Pour en arriver à cette conclusion, cependant, il faut avoir vu l’intégralité de son premier épisode. Car pendant une demi-heure, les parents Bauman (qui sont pourtant assis sur le détonateur de la famille) vont être absents de l’action, n’intervenant que par le biais de coups de téléphone à leurs enfants, et généralement reçus par ces derniers avec une certaine dose d’agacement. A mesure qu’avance le pilote, on sait des parents Bauman qu’ils organisent un repas vendredi soir… comme à peu près tous les vendredis, alors pourquoi tant d’insistance sur la présence des enfants (…ou l’absence de leurs conjoints) ?
La marmaille Bauman a bien assez de soucis pendant la semaine qui précède le repas.
Shirley, une dessinatrice de bande-dessinée qui doit se contenter d’un job dans une librairie du centre-ville, vient par exemple de vivre ce qui est probablement le plus mauvais premier rendez-vous de l’histoire des premiers rendez-vous (qui pourtant ne manque pas d’exemples). Après avoir pris sur elle pour ne pas arracher la tête à son prince charmant (il dénigrait sa formation en école d’art et ses « petits dessins »), Shirley s’est rendue aux toilettes un instant… qui lui a suffi pour entendre une conversation téléphonique de son rendez-vous, convaincu qu’il allait se la faire dans moins de 10 minutes même si elle n’est pas très affriolante à son goût. Autant dire qu’il n’y aura pas de second rendez-vous.

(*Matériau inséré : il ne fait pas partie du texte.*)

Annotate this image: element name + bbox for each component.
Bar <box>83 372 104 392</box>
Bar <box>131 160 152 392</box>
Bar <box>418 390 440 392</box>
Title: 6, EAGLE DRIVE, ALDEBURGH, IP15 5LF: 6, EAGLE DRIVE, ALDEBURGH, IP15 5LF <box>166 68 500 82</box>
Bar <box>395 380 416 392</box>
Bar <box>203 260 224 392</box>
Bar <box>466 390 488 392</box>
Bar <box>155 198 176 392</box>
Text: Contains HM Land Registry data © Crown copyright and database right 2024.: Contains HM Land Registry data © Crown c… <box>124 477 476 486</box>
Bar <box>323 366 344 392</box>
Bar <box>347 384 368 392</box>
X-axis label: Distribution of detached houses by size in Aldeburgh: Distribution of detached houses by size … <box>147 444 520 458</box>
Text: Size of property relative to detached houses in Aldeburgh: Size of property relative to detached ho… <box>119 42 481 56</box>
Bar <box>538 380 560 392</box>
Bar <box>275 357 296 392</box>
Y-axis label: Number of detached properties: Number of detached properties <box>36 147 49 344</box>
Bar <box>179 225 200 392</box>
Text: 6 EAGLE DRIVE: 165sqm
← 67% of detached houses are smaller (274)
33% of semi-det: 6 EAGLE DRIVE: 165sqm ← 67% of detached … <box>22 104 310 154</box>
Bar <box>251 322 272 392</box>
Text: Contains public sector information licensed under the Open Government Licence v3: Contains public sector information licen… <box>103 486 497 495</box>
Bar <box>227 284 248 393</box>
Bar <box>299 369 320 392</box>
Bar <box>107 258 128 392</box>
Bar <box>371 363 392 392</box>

De son côté, Yali est un jeune acteur dont la carrière dans un soap pour adolescent devrait lui permettre d’accéder à la gloire… sauf que ce boulot l’irrite au plus haut point par sa vacuité. Il n’a que faire de cette notoriété qu’il méprise, d’ailleurs il a déjà couché avec sa partenaire dans la série, et pense mériter bien mieux : il se considère avant tout comme un chanteur. Pas de bol, sa manager vient de lui décrocher un renouvellement de son contrat dans le soap, au lieu de lui laisser du temps pour enregistrer l’album de ses rêves.
Itamar n’est pas exactement dans la pire situation qu’il soit : sa carrière de danseur se porte relativement bien. En revanche, sa vie amoureuse est un peu complexe : il multiplie les aventures avec les hommes, refusant par principe de s’engager, mais il fait « l’erreur » de coucher deux fois avec le même, et commence sans vraiment le vouloir une relation un peu suivie.
La vie de couple d’Eran ne pourrait, en revanche, pas mieux se comporter. Il est le seul à être marié, avec Efrat, son épouse avec laquelle il forme une équipe plutôt solide et peut parler de tout. En revanche c’est son travail qui l’accapare : sa boîte d’informatique vient de se lancer dans un énorme projet dont il est le responsable. Eran n’a pas droit à l’erreur…
Mishpacha Tova met avant tout l’accent sur ces parcours individuels, connectés par le fil ténu des conversations au téléphone avec les parents (mais pas ensemble : c’est pas Brothers & Sisters ici, les enfants Bauman ne ressentent pas le besoin permanent de se tenir à jour les uns les autres sur leur quotidien). Ce qui compte, surtout dans un épisode d’exposition comme celui-ci, c’est surtout de situer chacun et de voir ce qui préoccupe les personnages personnellement.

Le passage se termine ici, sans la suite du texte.